# Coop foundation almost complete!



## Slacker (Sep 3, 2020)




----------



## Slacker (Sep 3, 2020)




----------



## Poultry Judge (Jul 15, 2020)

That is impressive!


----------



## Slacker (Sep 3, 2020)

Poultry Judge said:


> That is impressive!


When I was a young boy back in the 50's and 60's my dad built some sidewalks and garden walls and he had me help him. I remember what he did to this day. Thank you dad!


----------



## robin416 (Sep 8, 2013)

Man stacked stone for the coop? Your birds are going to be styling. 

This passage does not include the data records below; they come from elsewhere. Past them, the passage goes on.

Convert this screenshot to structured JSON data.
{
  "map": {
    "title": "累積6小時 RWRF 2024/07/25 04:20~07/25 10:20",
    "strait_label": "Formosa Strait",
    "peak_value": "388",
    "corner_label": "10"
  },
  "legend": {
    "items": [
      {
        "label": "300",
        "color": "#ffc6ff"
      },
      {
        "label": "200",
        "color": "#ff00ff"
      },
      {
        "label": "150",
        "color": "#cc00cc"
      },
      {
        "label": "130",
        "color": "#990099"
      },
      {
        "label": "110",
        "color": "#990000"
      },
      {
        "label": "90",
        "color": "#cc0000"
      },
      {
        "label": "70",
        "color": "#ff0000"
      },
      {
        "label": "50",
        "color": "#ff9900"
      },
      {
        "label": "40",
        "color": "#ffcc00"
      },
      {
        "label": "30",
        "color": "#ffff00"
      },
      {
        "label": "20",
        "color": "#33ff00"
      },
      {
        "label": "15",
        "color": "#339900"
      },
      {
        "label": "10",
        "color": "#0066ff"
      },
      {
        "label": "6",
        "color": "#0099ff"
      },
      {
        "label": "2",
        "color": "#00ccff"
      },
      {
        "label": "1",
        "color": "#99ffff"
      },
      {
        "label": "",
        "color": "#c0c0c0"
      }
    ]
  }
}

Slippy and you are going to put the rest of us to shame.


----------



## Poultry Judge (Jul 15, 2020)

They will indeed be styling! My new coop is on a slight slope like yours. I had a bunch of sawmill poplar so I built the base with that, it won't last as long as yours though. I made the floor of the same rough sawn poplar planks and filled the space beneath with a bunch of scrap insulation from the barn. I even tried to seal up all the cracks with spray foam. I guess time will tell if the insulation was a good idea or not.


----------



## Poultry Judge (Jul 15, 2020)

That is going to be a beautiful location!


----------



## Poultry Judge (Jul 15, 2020)

It looks like you have enough tree cover to discourage hawks. That helps me a lot.


----------



## Slippy (May 14, 2020)

That is an awesome foundation @Slacker

Can't wait for the rest of the build!

Looks like you got plenty of cover for predators so make sure you predator proof the coop!


----------